Venezuela will keep campaigning until oil prices rebound to $100 per barrel, president Nicolas Maduro said Thursday night after OPEC refused to cut output, as the cash-strapped South American country had aggressively pushed for.
Saudi Arabia blocked calls from poorer members of the OPEC oil exporter group for production cuts to arrest a slide in global prices, sending benchmark crude plunging to a fresh four-year low of around $71.25.
The decision is a blow to Venezuela's flailing economy, widely believed to be in recession, and also highlights the country's diminished influence in OPEC, which it helped found.
But Maduro said the country with the world's largest crude reserves is undeterred.

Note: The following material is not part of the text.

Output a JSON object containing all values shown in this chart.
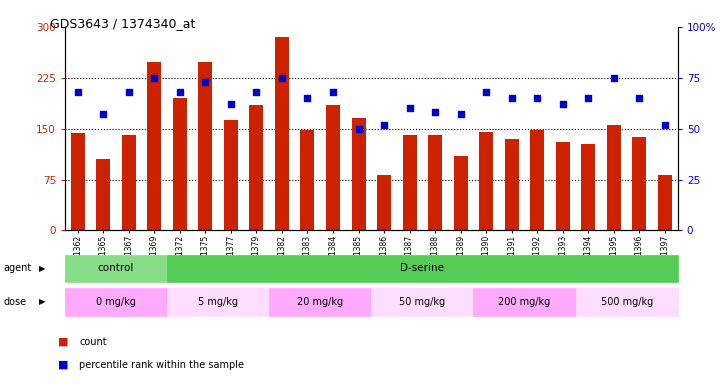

“For now, it wasn't possible to achieve the proposal we supported with various OPEC members. There was not a consensus to make an important cutback to oil production to recuperate the markets, but above all, to recuperate the price of oil,” he said at a military event, estimating the oil price slump had curbed Venezuela's revenues by up to 40 percent.
Despite concerns over the national budget, Maduro assured citizens that their basic needs will still be covered.

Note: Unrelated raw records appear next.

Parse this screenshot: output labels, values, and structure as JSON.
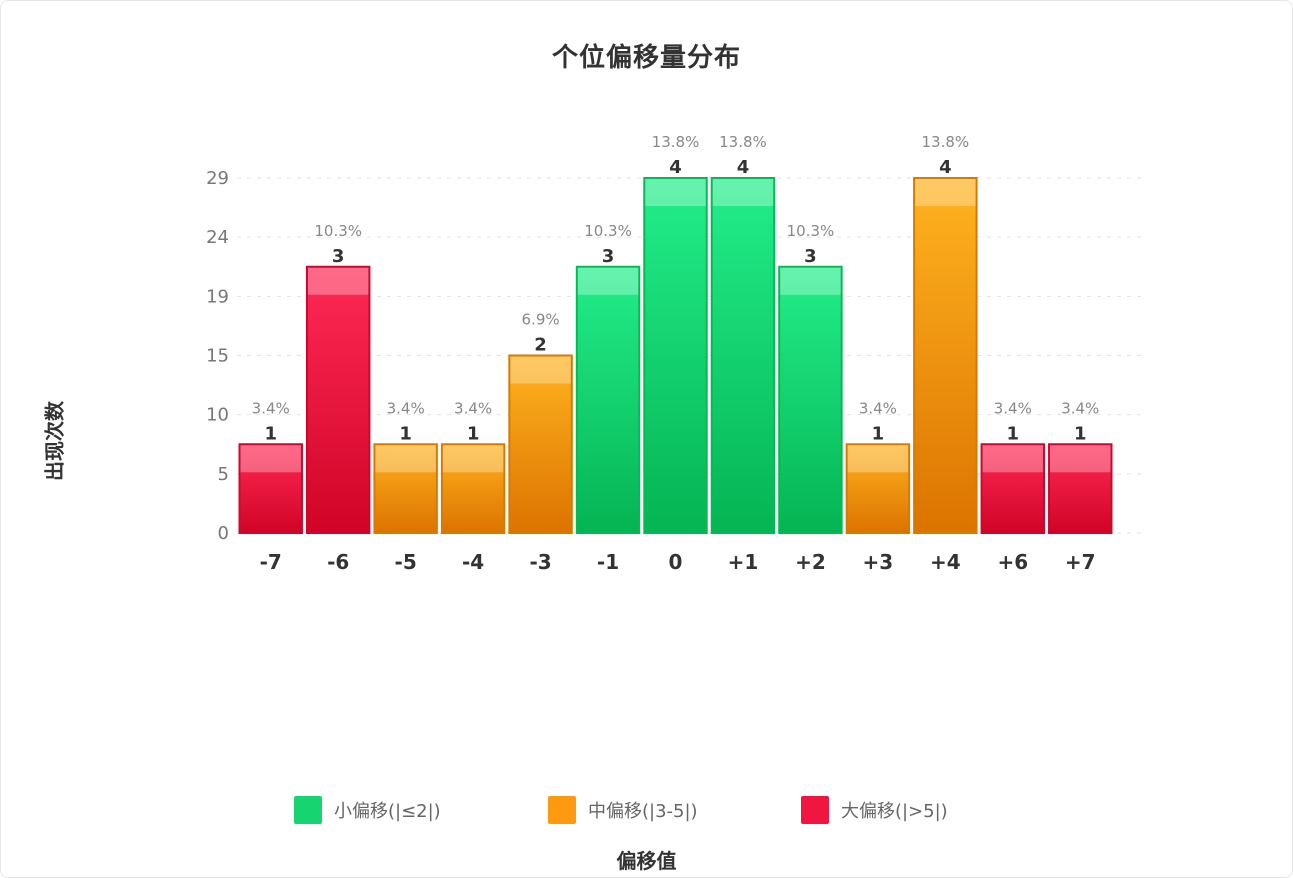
{
  "title": "个位偏移量分布",
  "chart_data": {
    "type": "bar",
    "title": "个位偏移量分布",
    "xlabel": "偏移值",
    "ylabel": "出现次数",
    "categories": [
      "-7",
      "-6",
      "-5",
      "-4",
      "-3",
      "-1",
      "0",
      "+1",
      "+2",
      "+3",
      "+4",
      "+6",
      "+7"
    ],
    "values": [
      1,
      3,
      1,
      1,
      2,
      3,
      4,
      4,
      3,
      1,
      4,
      1,
      1
    ],
    "percent_labels": [
      "3.4%",
      "10.3%",
      "3.4%",
      "3.4%",
      "6.9%",
      "10.3%",
      "13.8%",
      "13.8%",
      "10.3%",
      "3.4%",
      "13.8%",
      "3.4%",
      "3.4%"
    ],
    "bar_groups": [
      "large",
      "large",
      "medium",
      "medium",
      "medium",
      "small",
      "small",
      "small",
      "small",
      "medium",
      "medium",
      "large",
      "large"
    ],
    "y_ticks": [
      0,
      5,
      10,
      15,
      19,
      24,
      29
    ],
    "ylim": [
      0,
      29
    ],
    "grid": true,
    "legend_position": "bottom",
    "legend": [
      {
        "key": "small",
        "label": "小偏移(|≤2|)",
        "color": "#16d46f"
      },
      {
        "key": "medium",
        "label": "中偏移(|3-5|)",
        "color": "#ff9a10"
      },
      {
        "key": "large",
        "label": "大偏移(|>5|)",
        "color": "#f0163f"
      }
    ]
  }
}
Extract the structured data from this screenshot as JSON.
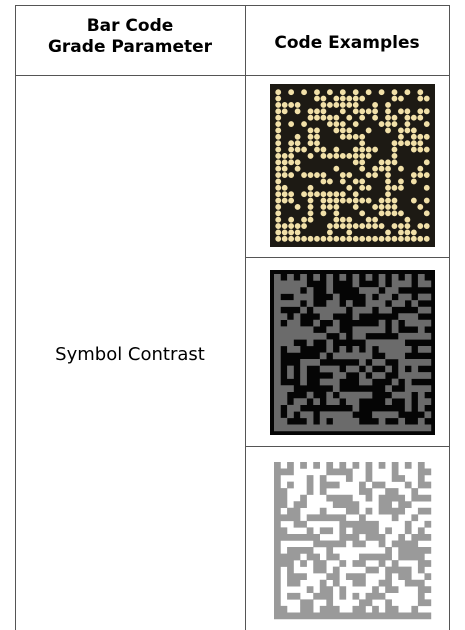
{
  "table": {
    "header": {
      "parameter": [
        "Bar Code",
        "Grade Parameter"
      ],
      "examples": "Code Examples"
    },
    "rows": [
      {
        "parameter": "Symbol Contrast"
      }
    ]
  }
}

“If we had to reduce something in the budget, we would cut sumptuary costs, we would cut our own salary as high officials, but we will never cut even a bolivar (Venezuela's currency) from money that goes toward education, food, housing... the missions of our people,” he said.
To be sure, the country has an upward battle to win over the wealthy Gulf states that have made clear they are ready to ride out the weak prices.

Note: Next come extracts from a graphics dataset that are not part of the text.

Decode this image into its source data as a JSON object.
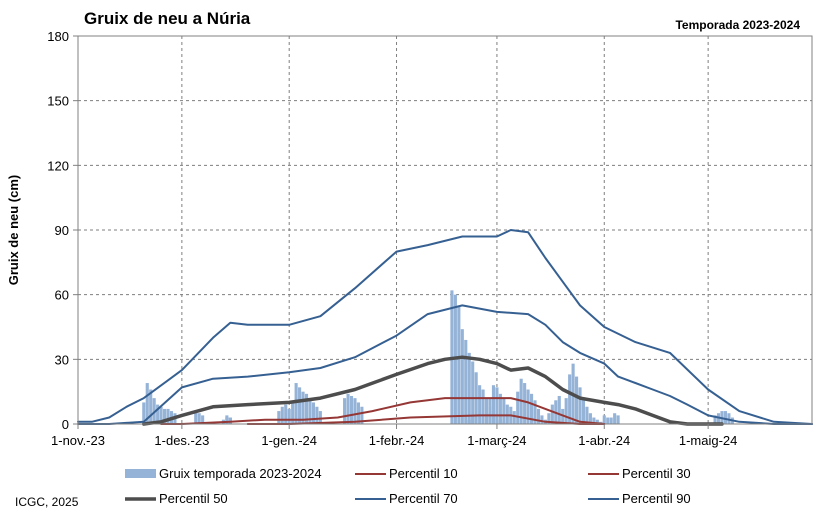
{
  "chart_data": {
    "type": "bar",
    "title": "Gruix de neu a Núria",
    "subtitle": "Temporada 2023-2024",
    "ylabel": "Gruix de neu (cm)",
    "ylim": [
      0,
      180
    ],
    "yticks": [
      0,
      30,
      60,
      90,
      120,
      150,
      180
    ],
    "xlim": [
      "2023-11-01",
      "2024-05-31"
    ],
    "x_ticks": [
      {
        "date": "2023-11-01",
        "label": "1-nov.-23"
      },
      {
        "date": "2023-12-01",
        "label": "1-des.-23"
      },
      {
        "date": "2024-01-01",
        "label": "1-gen.-24"
      },
      {
        "date": "2024-02-01",
        "label": "1-febr.-24"
      },
      {
        "date": "2024-03-01",
        "label": "1-març-24"
      },
      {
        "date": "2024-04-01",
        "label": "1-abr.-24"
      },
      {
        "date": "2024-05-01",
        "label": "1-maig-24"
      }
    ],
    "grid": "vertical",
    "legend_position": "bottom",
    "series": [
      {
        "name": "Gruix temporada 2023-2024",
        "type": "bar",
        "color": "#95b3d7",
        "x": [
          "2023-11-20",
          "2023-11-21",
          "2023-11-22",
          "2023-11-23",
          "2023-11-24",
          "2023-11-25",
          "2023-11-26",
          "2023-11-27",
          "2023-11-28",
          "2023-11-29",
          "2023-12-05",
          "2023-12-06",
          "2023-12-07",
          "2023-12-14",
          "2023-12-15",
          "2023-12-29",
          "2023-12-30",
          "2023-12-31",
          "2024-01-01",
          "2024-01-02",
          "2024-01-03",
          "2024-01-04",
          "2024-01-05",
          "2024-01-06",
          "2024-01-07",
          "2024-01-08",
          "2024-01-09",
          "2024-01-10",
          "2024-02-22",
          "2024-02-23",
          "2024-02-27",
          "2024-02-28",
          "2024-02-29",
          "2024-03-01",
          "2024-03-02",
          "2024-03-03",
          "2024-03-04",
          "2024-03-05",
          "2024-03-06",
          "2024-03-07",
          "2024-03-08",
          "2024-03-09",
          "2024-03-10",
          "2024-03-11",
          "2024-03-12",
          "2024-03-13",
          "2024-03-14",
          "2024-03-15",
          "2024-03-16",
          "2024-03-17",
          "2024-03-18",
          "2024-03-19",
          "2024-03-20",
          "2024-03-21",
          "2024-03-22",
          "2024-03-23",
          "2024-03-24",
          "2024-03-25",
          "2024-03-26",
          "2024-03-27",
          "2024-03-28",
          "2024-03-29",
          "2024-03-30",
          "2024-03-31",
          "2024-04-01",
          "2024-04-02",
          "2024-04-03",
          "2024-04-04",
          "2024-04-05",
          "2024-05-03",
          "2024-05-04",
          "2024-05-05",
          "2024-05-06",
          "2024-05-07",
          "2024-05-08"
        ],
        "values": [
          10,
          19,
          16,
          12,
          9,
          8,
          7,
          7,
          6,
          5,
          6,
          5,
          4,
          3,
          3,
          6,
          8,
          9,
          7,
          10,
          19,
          17,
          15,
          14,
          12,
          10,
          8,
          6,
          2,
          4,
          5,
          12,
          18,
          17,
          14,
          12,
          9,
          8,
          6,
          15,
          21,
          19,
          16,
          14,
          11,
          7,
          4,
          2,
          5,
          9,
          11,
          13,
          7,
          12,
          23,
          28,
          22,
          17,
          12,
          8,
          5,
          3,
          2,
          1,
          4,
          3,
          3,
          5,
          4,
          4,
          5,
          6,
          6,
          5,
          3
        ],
        "grouped_values": [
          {
            "x": "2023-12-13",
            "values": [
              2,
              4,
              3
            ]
          },
          {
            "x": "2024-01-17",
            "values": [
              12,
              14,
              13,
              12,
              10,
              8
            ]
          },
          {
            "x": "2024-02-17",
            "values": [
              62,
              60,
              55,
              44,
              39,
              33,
              29,
              24,
              18,
              16,
              12,
              8,
              6,
              4,
              2,
              1
            ]
          }
        ]
      },
      {
        "name": "Percentil 10",
        "type": "line",
        "color": "#953735",
        "width": 2,
        "x": [
          "2023-12-20",
          "2024-01-01",
          "2024-01-20",
          "2024-02-05",
          "2024-02-25",
          "2024-03-05",
          "2024-03-15",
          "2024-03-25",
          "2024-04-01"
        ],
        "values": [
          0,
          0,
          1,
          3,
          4,
          4,
          1,
          0,
          0
        ]
      },
      {
        "name": "Percentil 30",
        "type": "line",
        "color": "#953735",
        "width": 2,
        "x": [
          "2023-11-25",
          "2023-12-01",
          "2023-12-15",
          "2023-12-25",
          "2024-01-05",
          "2024-01-15",
          "2024-01-25",
          "2024-02-05",
          "2024-02-15",
          "2024-02-25",
          "2024-03-01",
          "2024-03-05",
          "2024-03-10",
          "2024-03-15",
          "2024-03-20",
          "2024-03-25",
          "2024-04-01"
        ],
        "values": [
          0,
          0,
          1,
          2,
          2,
          3,
          6,
          10,
          12,
          12,
          12,
          12,
          10,
          7,
          4,
          1,
          0
        ]
      },
      {
        "name": "Percentil 50",
        "type": "line",
        "color": "#4d4d4d",
        "width": 3.5,
        "x": [
          "2023-11-20",
          "2023-11-25",
          "2023-12-01",
          "2023-12-10",
          "2023-12-20",
          "2024-01-01",
          "2024-01-10",
          "2024-01-20",
          "2024-02-01",
          "2024-02-10",
          "2024-02-15",
          "2024-02-20",
          "2024-02-25",
          "2024-03-01",
          "2024-03-05",
          "2024-03-10",
          "2024-03-15",
          "2024-03-20",
          "2024-03-25",
          "2024-04-01",
          "2024-04-05",
          "2024-04-10",
          "2024-04-15",
          "2024-04-20",
          "2024-04-25",
          "2024-05-01",
          "2024-05-05"
        ],
        "values": [
          0,
          1,
          4,
          8,
          9,
          10,
          12,
          16,
          23,
          28,
          30,
          31,
          30,
          28,
          25,
          26,
          22,
          16,
          12,
          10,
          9,
          7,
          4,
          1,
          0,
          0,
          0
        ]
      },
      {
        "name": "Percentil 70",
        "type": "line",
        "color": "#366092",
        "width": 2,
        "x": [
          "2023-11-01",
          "2023-11-10",
          "2023-11-20",
          "2023-12-01",
          "2023-12-10",
          "2023-12-20",
          "2024-01-01",
          "2024-01-10",
          "2024-01-20",
          "2024-02-01",
          "2024-02-10",
          "2024-02-20",
          "2024-03-01",
          "2024-03-10",
          "2024-03-15",
          "2024-03-20",
          "2024-03-25",
          "2024-04-01",
          "2024-04-05",
          "2024-04-10",
          "2024-04-15",
          "2024-04-20",
          "2024-04-25",
          "2024-05-01",
          "2024-05-10",
          "2024-05-20",
          "2024-05-31"
        ],
        "values": [
          0,
          0,
          1,
          17,
          21,
          22,
          24,
          26,
          31,
          41,
          51,
          55,
          52,
          51,
          46,
          38,
          33,
          28,
          22,
          19,
          16,
          13,
          9,
          4,
          1,
          0,
          0
        ]
      },
      {
        "name": "Percentil 90",
        "type": "line",
        "color": "#366092",
        "width": 2,
        "x": [
          "2023-11-01",
          "2023-11-05",
          "2023-11-10",
          "2023-11-15",
          "2023-11-20",
          "2023-12-01",
          "2023-12-10",
          "2023-12-15",
          "2023-12-20",
          "2024-01-01",
          "2024-01-10",
          "2024-01-20",
          "2024-02-01",
          "2024-02-10",
          "2024-02-20",
          "2024-03-01",
          "2024-03-05",
          "2024-03-10",
          "2024-03-15",
          "2024-03-20",
          "2024-03-25",
          "2024-04-01",
          "2024-04-10",
          "2024-04-20",
          "2024-05-01",
          "2024-05-10",
          "2024-05-20",
          "2024-05-31"
        ],
        "values": [
          1,
          1,
          3,
          8,
          12,
          25,
          40,
          47,
          46,
          46,
          50,
          63,
          80,
          83,
          87,
          87,
          90,
          89,
          77,
          66,
          55,
          45,
          38,
          33,
          16,
          6,
          1,
          0
        ]
      }
    ],
    "legend": [
      {
        "label": "Gruix temporada 2023-2024",
        "kind": "bar",
        "color": "#95b3d7"
      },
      {
        "label": "Percentil 10",
        "kind": "line",
        "color": "#953735"
      },
      {
        "label": "Percentil 30",
        "kind": "line",
        "color": "#953735"
      },
      {
        "label": "Percentil 50",
        "kind": "line",
        "color": "#4d4d4d"
      },
      {
        "label": "Percentil 70",
        "kind": "line",
        "color": "#366092"
      },
      {
        "label": "Percentil 90",
        "kind": "line",
        "color": "#366092"
      }
    ],
    "credit": "ICGC, 2025"
  }
}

The prospect of continued low oil prices, however, is disastrous for Venezuela, which is grappling to pay debt arrears to private companies ranging from airlines to oil partners, finance expensive social programs, and make major bond payments.
Earlier on Thursday, Venezuela's Foreign Minister and top OPEC representative Rafael Ramirez vowed to maintain contact with OPEC and non-OPEC countries to monitor markets.
“We have agreed to work toward [price] stability and work to maintain contact with non-OPEC countries, which is very important,” he said in an interview with Latin American regional television station Telesur from Vienna, referring to conversations with oil producers Mexico and Russia that are not part of the group.
But Ramirez's comments were a far cry from the interview he gave Telesur earlier this month from Iran, one of several stops on his unsuccessful global tour to shore up support for an OPEC cut.
Then, a confident-looking Ramirez, until September the country's oil minister and head of state oil company PDVSA, told Venezuelans a consensus for an output cut was in the works.
“The issue isn't even the reduction but rather how much,” he had said.